Beitrag von Seresa »

Man konnte es lieben oder hassen, doch es war ein stetiges auf und ab. Mal empfand man es als sanft, zärtlich und flüsternd rauschend. Dann wieder als tosend laut, roh und fast gewaltsam brechend.

Dieser Ort war wahrlich nicht ihre Heimat, doch wusste er um die Sehnsucht, welche als kleine und unauslöschliche Flamme in ihrem Inneren brannte.

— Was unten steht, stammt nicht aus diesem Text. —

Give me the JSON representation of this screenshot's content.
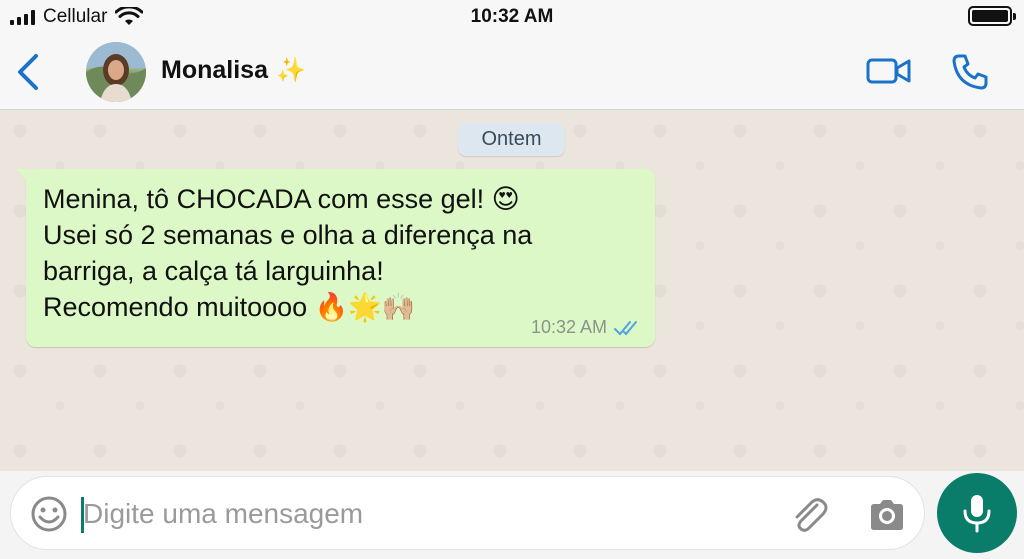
{
  "status_bar": {
    "carrier": "Cellular",
    "time": "10:32 AM",
    "icons": [
      "signal-icon",
      "wifi-icon",
      "battery-icon"
    ]
  },
  "header": {
    "contact_name": "Monalisa",
    "name_emoji": "✨",
    "icons": [
      "back-chevron-icon",
      "video-call-icon",
      "phone-icon"
    ],
    "accent_color": "#1a73c9"
  },
  "chat": {
    "date_chip": "Ontem",
    "messages": [
      {
        "lines": [
          "Menina, tô CHOCADA com esse gel! 😍",
          "Usei só 2 semanas e olha a diferença na",
          "barriga, a calça tá larguinha!",
          "Recomendo muitoooo 🔥🌟🙌🏼"
        ],
        "time": "10:32 AM",
        "status": "read-double-check"
      }
    ],
    "bubble_color": "#dcf8c6",
    "background_color": "#ece5dd"
  },
  "input_bar": {
    "placeholder": "Digite uma mensagem",
    "value": "",
    "icons": [
      "emoji-icon",
      "paperclip-icon",
      "camera-icon",
      "microphone-icon"
    ],
    "mic_color": "#0a7c6a"
  }
}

Er ermöglichte ihr zur inneren Ruhe zu finden, nachzudenken, Kraft zu schöpfen und zu träumen, auch wenn es nur für einen kurzen Moment war, bevor die Last ihres Daseins in all der unnachgiebigen Härte sie erneut einholen würde.

Helle Kronen tauchten im Mondlicht auf, bevor alles wieder in der Schwärze des Nichts verschwand, nur um wenig später erneut aufzutauchen. Gänzlich widerstrebend auf ewig unterzugehen und unten zu bleiben.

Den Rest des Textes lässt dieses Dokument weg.